BOE approves uniform dress for high schools

By Curt Yeomans


High school students who attended the Clayton County Board of Education meeting Monday were in agreement when it came to the issue of following a uniform-dress policy.

"I hate it going into my senior year," said Zapporah Yisrael, 16, a rising 12th-grader at Lovejoy High School. "We're [seniors] finally on top of the school and we have to wear uniforms."

The school board voted 6-2 on Monday to adopt a uniform-dress policy for the county's nine high schools this fall. Board members Trinia Garrett and Michael King were the dissenting voices. Board member Pamela Adamson was not present at the meeting.

The new policy means that when students go to their closets to get dressed for the first day of the 2009-2010 school year on Aug. 10, they will have a limited selection of what to wear. Their choices will be shorts or slacks (or skorts or skirts for females) that are black, blue or khaki, and button-down or Polo-style shirts that are either white, gray, black, light blue or in their school's colors.

On June 29, Clayton County schools' Assistant Superintendent of High Schools Derrick Manning told the school board that 65.9 percent of respondents to a parent survey conducted in the spring said they would support either school uniforms, or uniform dress.

Students in elementary and middle schools are already required to follow a uniform-dress policy at their schools.

Melissa Messick, a rising ninth-grader at Jonesboro High School, said she and her friends had been looking forward to wearing whatever they wanted in high school, after spending their eighth-grade year at M.D. Roberts Middle School abiding by a uniform-dress policy. She said she had been spending her summer picking out new school clothes for high school.
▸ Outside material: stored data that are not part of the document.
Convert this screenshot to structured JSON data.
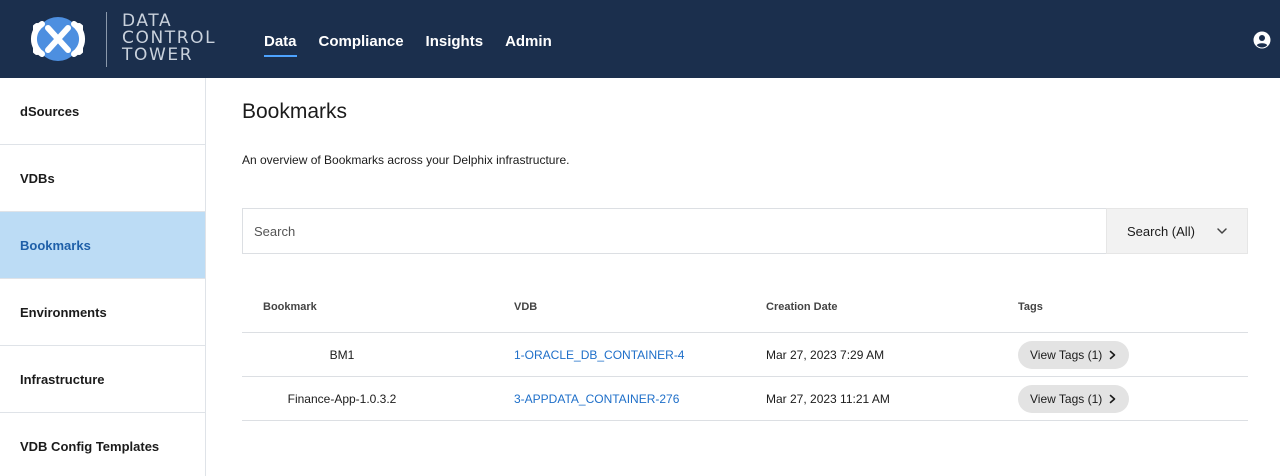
{
  "brand": {
    "logo_name": "delphix-logo-icon",
    "title_lines": [
      "DATA",
      "CONTROL",
      "TOWER"
    ]
  },
  "nav": {
    "items": [
      {
        "label": "Data",
        "active": true
      },
      {
        "label": "Compliance"
      },
      {
        "label": "Insights"
      },
      {
        "label": "Admin"
      }
    ],
    "user_icon": "user-circle-icon"
  },
  "sidebar": {
    "items": [
      {
        "label": "dSources"
      },
      {
        "label": "VDBs"
      },
      {
        "label": "Bookmarks",
        "active": true
      },
      {
        "label": "Environments"
      },
      {
        "label": "Infrastructure"
      },
      {
        "label": "VDB Config Templates"
      }
    ]
  },
  "page": {
    "title": "Bookmarks",
    "description": "An overview of Bookmarks across your Delphix infrastructure."
  },
  "search": {
    "placeholder": "Search",
    "value": "",
    "scope_label": "Search (All)"
  },
  "table": {
    "columns": [
      "Bookmark",
      "VDB",
      "Creation Date",
      "Tags"
    ],
    "rows": [
      {
        "bookmark": "BM1",
        "vdb": "1-ORACLE_DB_CONTAINER-4",
        "created": "Mar 27, 2023 7:29 AM",
        "tags": "View Tags (1)"
      },
      {
        "bookmark": "Finance-App-1.0.3.2",
        "vdb": "3-APPDATA_CONTAINER-276",
        "created": "Mar 27, 2023 11:21 AM",
        "tags": "View Tags (1)"
      }
    ]
  },
  "colors": {
    "topbar": "#1b2f4d",
    "sidebar_active_bg": "#bcdcf5",
    "link": "#1e6fc9",
    "nav_underline": "#4da3ff"
  }
}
But on Monday, Messick asked school board members to vote against adopting uniform dress for herself and other high school students. She also read from letters, which she told the school board members were from friends who were also against a uniform-dress policy.

She also said that despite the middle schools having a uniform-dress policy in place last year, some students still came to school with sagging pants and untucked shirts.

"Uniforms doesn't solve the problem. It only picks out the colors," Messick said.

The shift in attire for high school students did not just draw the ire of students. Adults, including parents and school board members, were split on the issue.

"If we have a uniform-dress policy, it will be easier to tell who is supposed to be at the school and who is not," said Searless Hathaway, a grandmother of a Mount Zion High School student. "It not only provides safety for our students. It also provides safety for our teachers and administrators as well. Our students are there to learn, not to be distracted by outside influences."

Seretina Yisrael, mother of Zapporah Yisrael, said she has no problem with a uniform-dress policy, but she wanted to see the district provide parents with more information about where they can buy uniforms. She also said she wishes there was more time to prepare for the policy's implementation.

"I would like to have more time to buy the uniforms," Seretina Yisrael said. "There's only four weeks between now and when school starts."

During discussion on the dress-code proposal, school board member Jessie Goree said she believed it was needed to provide security for high school students. She also pointed to professions in the workforce in which uniforms are required.

"If you look at the professions of the high-paid individuals in the world, they wear uniforms," Goree said. "Doctors wear lab coats and scrubs. The highest paid people out there, the professional football, basketball and baseball players, have to wear uniforms as well. Even the president of the United States has to wear some form of uniform, although in his case, it's a suit."

School board member King said he voted against the uniform-dress policy because he did not believe it would foster improved academic performance by students. "I don't believe there is a correlation between uniform dress in grade school and increased student achievement," King said. "We should focus on policies we already have on the books to improve discipline."

After the board took its vote, Tracey Messick, mother of Melissa Messick, said she supported her daughter in the argument against uniform dress. She also said she believes the school system will have trouble enforcing it.

"If it's not enforced, the [uniform-dress policy] will not make a difference," Tracey Messick said. "It targets a small portion of students who do not follow the existing dress code. The kids who are going to follow this policy are the ones who are already following the dress code."

In other action, the school board unanimously gave its approval for the school system to begin soliciting possible names from the public for the county's kindergarten-through-eighth-grade school that is under construction in Lovejoy.

School board Chairperson Alieka Anderson also read a statement welcoming new Superintendent Edmond Heatley to the school system on behalf of the other school board members.